The event, hosted exclusively for members of the Worthington Area Chamber of Commerce, was the governor's latest stop in a series of visits to Minnesota communities in recent weeks.
"It's a wonderful state, not because of the politics, but because of the wonderful people," Pawlenty said, expressing confidence that Minnesota will survive its budget turbulence. "We have good folks with the right attitude, and the right outlook."
That outlook, said Pawlenty, involves "living within your means," a theme the governor stressed over the course of his 40-minute remarks. As an example, he relayed a story about a man who rushes into a bar and orders the bartender to quickly make him seven whiskeys, then adds "make 'em doubles." The bartender then asks the man why he's in such a hurry.
'"You'd be in such a hurry if you got what I got.' The bartender says, 'What you got? The guy says 'A buck-25,'" Pawlenty said.
"This reflects the fact that we have to live within our means," the governor said. "We as a nation, as a state and sometimes as families and individuals get into trouble when we try to defy ... this."
Pawlenty, a Republican serving in his second term, recalled the savings and loan crisis of the 1980s and the technology boom and bust of the '90s -- as well as today's mortgage crisis -- as instances of people "doing things that just don't make any sense." He also lamented that both the federal deficit and federal spending have continued to have an unfavorable "trajectory," regardless of the political party in power.
"We just had Secretary of State (Hillary Rodham) Clinton in Communist China pleading to continue to buy our debt. ... If they don't continue, the United States of America can't continue to pay its bills," Pawlenty said.
Unlike the federal government, the State of Minnesota is constitutionally required to balance its budget, the governor noted. In order to do so, a fresh and through look at spending is required.
We have to be thinking about the strategic changes and improvements we can make as a state, as a county, as a city. ... Even in these tough economic times, we have to be willing to make these changes," Pawlenty said.
or, is to make Minnesota more "job- and business-friendly," adding that the state must continually find ways to stay competitive with, not only the rest of the nation, but the world as well.
"I'll be very blunt -- for too many businesses and many business sectors ... they're saying, 'It's too expensive to grow in our state," Pawlenty explained. "We need to fix that because we have to have jobs for our citizens."

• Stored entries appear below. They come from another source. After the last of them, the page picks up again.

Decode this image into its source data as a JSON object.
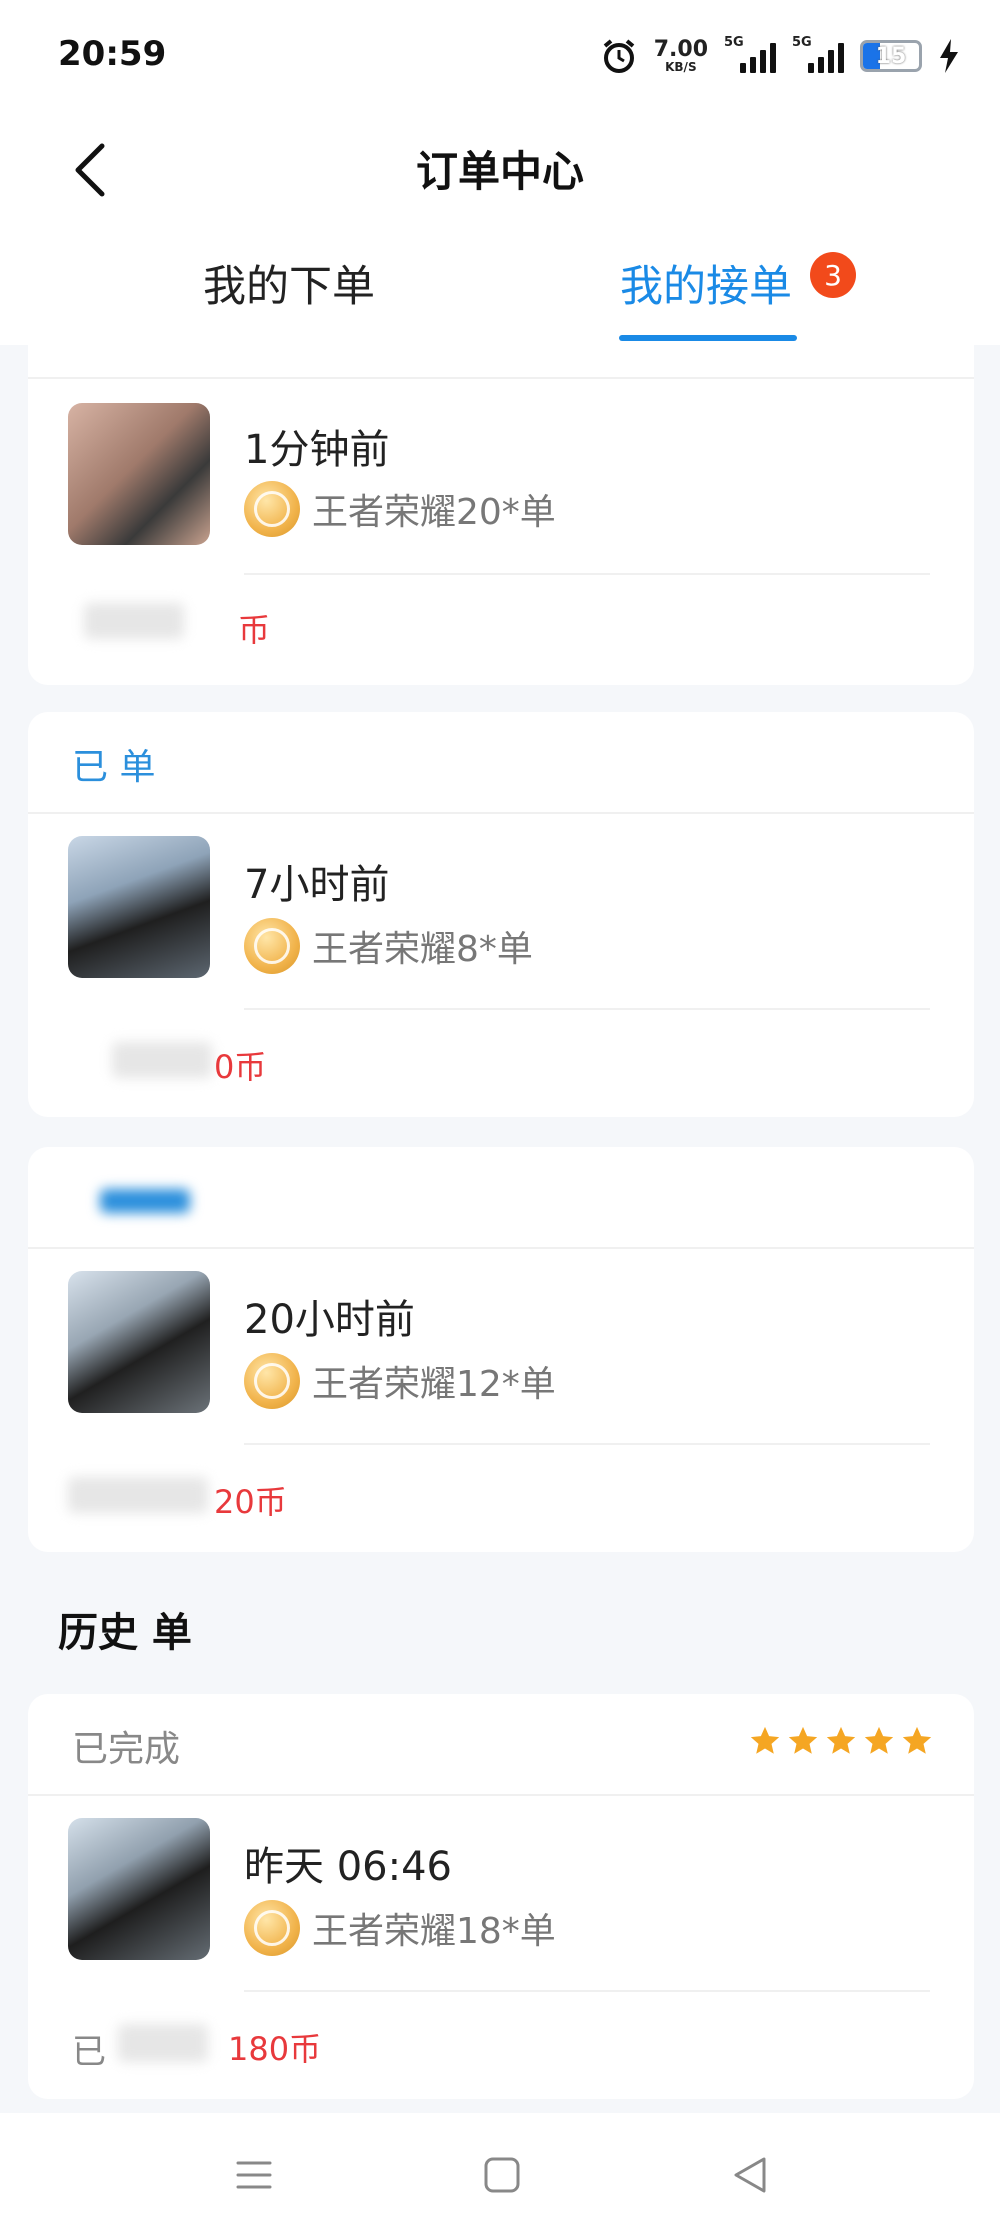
{
  "status_bar": {
    "time": "20:59",
    "net_speed_value": "7.00",
    "net_speed_unit": "KB/S",
    "sim1_label": "5G",
    "sim2_label": "5G",
    "battery_level": "15"
  },
  "header": {
    "title": "订单中心"
  },
  "tabs": [
    {
      "label": "我的下单"
    },
    {
      "label": "我的接单",
      "badge": "3"
    }
  ],
  "orders": [
    {
      "status": "",
      "time": "1分钟前",
      "game": "王者荣耀20*单",
      "price": "币"
    },
    {
      "status": "已 单",
      "time": "7小时前",
      "game": "王者荣耀8*单",
      "price": "0币"
    },
    {
      "status": "",
      "time": "20小时前",
      "game": "王者荣耀12*单",
      "price": "20币"
    }
  ],
  "history": {
    "title": "历史 单",
    "orders": [
      {
        "status": "已完成",
        "time": "昨天 06:46",
        "game": "王者荣耀18*单",
        "price": "180币",
        "prefix": "已",
        "rating_stars": 5
      }
    ]
  },
  "colors": {
    "accent": "#1a8ae6",
    "badge": "#f24a1b",
    "price": "#e8393c",
    "star": "#f5a623"
  }
}
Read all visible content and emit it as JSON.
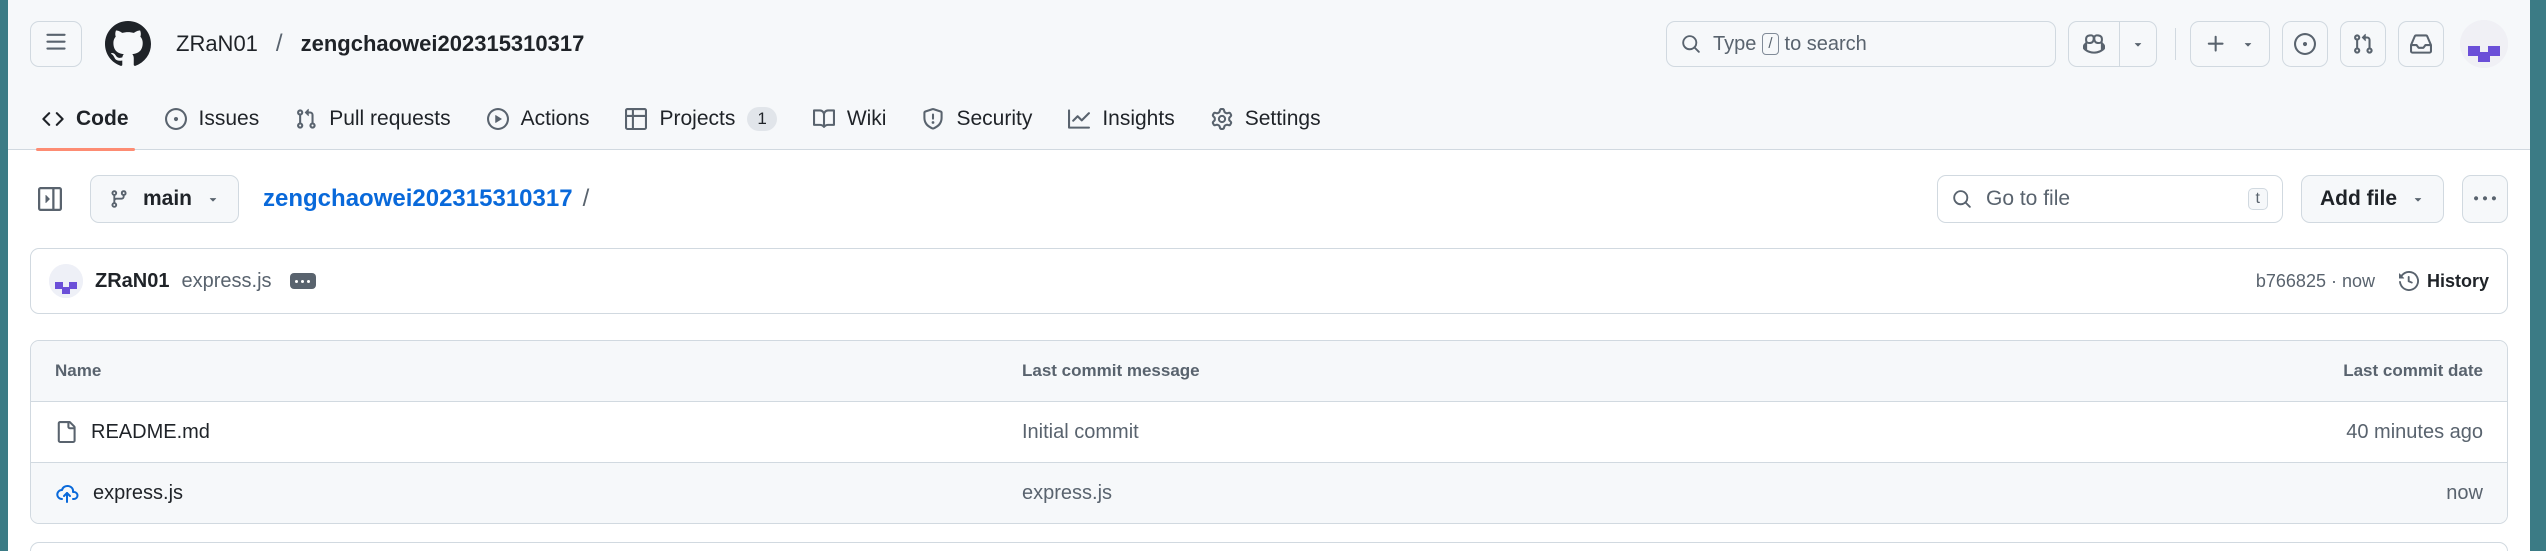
{
  "header": {
    "owner": "ZRaN01",
    "separator": "/",
    "repo": "zengchaowei202315310317",
    "search": {
      "prefix": "Type",
      "key": "/",
      "suffix": "to search"
    }
  },
  "tabs": [
    {
      "label": "Code",
      "icon": "code-icon",
      "active": true
    },
    {
      "label": "Issues",
      "icon": "issue-icon"
    },
    {
      "label": "Pull requests",
      "icon": "pull-request-icon"
    },
    {
      "label": "Actions",
      "icon": "play-icon"
    },
    {
      "label": "Projects",
      "icon": "table-icon",
      "counter": "1"
    },
    {
      "label": "Wiki",
      "icon": "book-icon"
    },
    {
      "label": "Security",
      "icon": "shield-icon"
    },
    {
      "label": "Insights",
      "icon": "graph-icon"
    },
    {
      "label": "Settings",
      "icon": "gear-icon"
    }
  ],
  "repobar": {
    "branch": "main",
    "path_repo": "zengchaowei202315310317",
    "path_sep": "/",
    "goto_placeholder": "Go to file",
    "goto_key": "t",
    "add_file": "Add file"
  },
  "commit": {
    "author": "ZRaN01",
    "message": "express.js",
    "meta": "b766825 · now",
    "history": "History"
  },
  "files": {
    "headers": {
      "name": "Name",
      "message": "Last commit message",
      "date": "Last commit date"
    },
    "rows": [
      {
        "name": "README.md",
        "icon": "file-icon",
        "message": "Initial commit",
        "date": "40 minutes ago"
      },
      {
        "name": "express.js",
        "icon": "cloud-upload-icon",
        "message": "express.js",
        "date": "now"
      }
    ]
  },
  "colors": {
    "accent": "#fd8c73",
    "link": "#0969da",
    "border": "#d1d9e0",
    "muted": "#59636e"
  }
}
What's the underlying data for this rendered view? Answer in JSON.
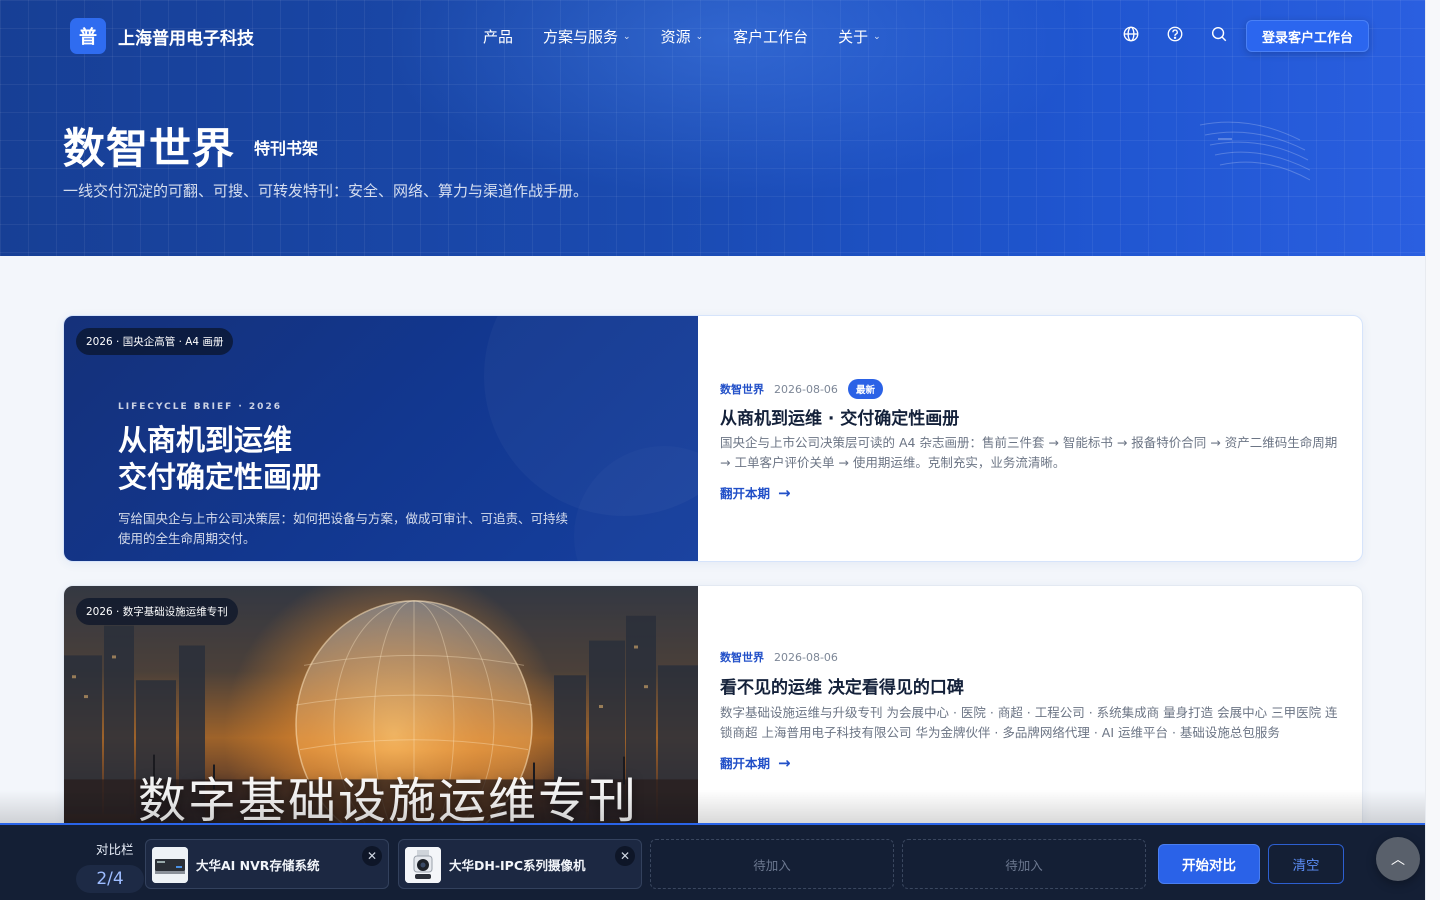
{
  "nav": {
    "logo_char": "普",
    "brand": "上海普用电子科技",
    "menu": [
      {
        "label": "产品",
        "has_dropdown": false
      },
      {
        "label": "方案与服务",
        "has_dropdown": true
      },
      {
        "label": "资源",
        "has_dropdown": true
      },
      {
        "label": "客户工作台",
        "has_dropdown": false
      },
      {
        "label": "关于",
        "has_dropdown": true
      }
    ],
    "icons": [
      "globe-icon",
      "help-icon",
      "search-icon"
    ],
    "login_label": "登录客户工作台"
  },
  "hero": {
    "title": "数智世界",
    "subtitle": "特刊书架",
    "desc": "一线交付沉淀的可翻、可搜、可转发特刊：安全、网络、算力与渠道作战手册。"
  },
  "cards": [
    {
      "cover_tag": "2026 · 国央企高管 · A4 画册",
      "cover_kicker": "LIFECYCLE BRIEF · 2026",
      "cover_title_1": "从商机到运维",
      "cover_title_2": "交付确定性画册",
      "cover_desc": "写给国央企与上市公司决策层：如何把设备与方案，做成可审计、可追责、可持续使用的全生命周期交付。",
      "category": "数智世界",
      "date": "2026-08-06",
      "badge": "最新",
      "title": "从商机到运维 · 交付确定性画册",
      "desc": "国央企与上市公司决策层可读的 A4 杂志画册：售前三件套 → 智能标书 → 报备特价合同 → 资产二维码生命周期 → 工单客户评价关单 → 使用期运维。克制充实，业务流清晰。",
      "link": "翻开本期"
    },
    {
      "cover_tag": "2026 · 数字基础设施运维专刊",
      "cover_title": "数字基础设施运维专刊",
      "category": "数智世界",
      "date": "2026-08-06",
      "title": "看不见的运维 决定看得见的口碑",
      "desc": "数字基础设施运维与升级专刊 为会展中心 · 医院 · 商超 · 工程公司 · 系统集成商 量身打造 会展中心 三甲医院 连锁商超 上海普用电子科技有限公司 华为金牌伙伴 · 多品牌网络代理 · AI 运维平台 · 基础设施总包服务",
      "link": "翻开本期"
    }
  ],
  "compare": {
    "label": "对比栏",
    "count": "2/4",
    "items": [
      {
        "name": "大华AI NVR存储系统",
        "icon": "nvr-device-icon"
      },
      {
        "name": "大华DH-IPC系列摄像机",
        "icon": "camera-device-icon"
      }
    ],
    "empty_label_1": "待加入",
    "empty_label_2": "待加入",
    "compare_label": "开始对比",
    "clear_label": "清空"
  },
  "colors": {
    "brand_blue": "#2b66ef",
    "hero_dark": "#173f95",
    "compare_bg": "#141f35"
  }
}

Pawlenty proposes cutting the business tax rate from 9.8 percent ("the third highest business tax rate in the world," he said) to 4.8 percent. He also suggests an up-front sales tax exemption from the state for certain major equipment purchases for business, a minimum 50 percent capital gains tax credit for investments in Minnesota business and "investment tax credits" to encourage investment in entrepreneurship within the state. The governor is also a proponent of tax incentives for renewable energy-related initiatives.
Pawlenty also said that Minnesota's success as a state is dependent on success in the agricultural and livestock sectors. Health care, added the governor, needs to also be a critical focal point.
"We have to stop paying for volumes of procedures and start paying for better health," the governor stated. "What we're doing now with state employees -- we say 'You can go anywhere you want, but if you choose to go a really expensive place that has bad results, you're going to pay more than you would if you go to an efficient place with good outcomes."
As for education, Pawlenty lauded the state's system for earning a No. 1 U.S. ranking in ACT scores and producing high graduation rates.
"But we're working in a system that's outdated in many respects," he said. "We need to re-align the system from funding input and costs to funding results. ... We need to be paying for things that have a more direct impact on student learning."
Pawlenty noted that his Q-COMP proposal, a merit-pay program for teacher performance, is the type of approach embraced by Democratic President Barack Obama.
Higher education must heed the "explosion of digital and online learning," said the governor, noting that he's asking that at least 25 percent of schools in the MnSCU (Minnesota State Colleges and Universities) system be able to deliver classes in such a fashion by 2015.
Finally, Pawlenty said it would be a mistake to raise taxes "so we can go back to spending the way it was." It's an idea that's out of step with the times, he added.
"This is a state that should be focused on containing taxes and costs," he said.
Pawlenty spent the last several minutes of his appearance at the luncheon taking questions from the approximately 50 people in attendance. One of those in the audience was Minnesota West Community and Technical College President Richard Shrubb, who asked about the potential for resource sharing between government entities. The governor responded that such efforts between Minnesota and Wisconsin should be announced within the next several days, and that he was encouraging further aggregation of services wherever possible.
"There are 87 counties in Minnesota, and you don't need to do everything 87 times over," Pawlenty said.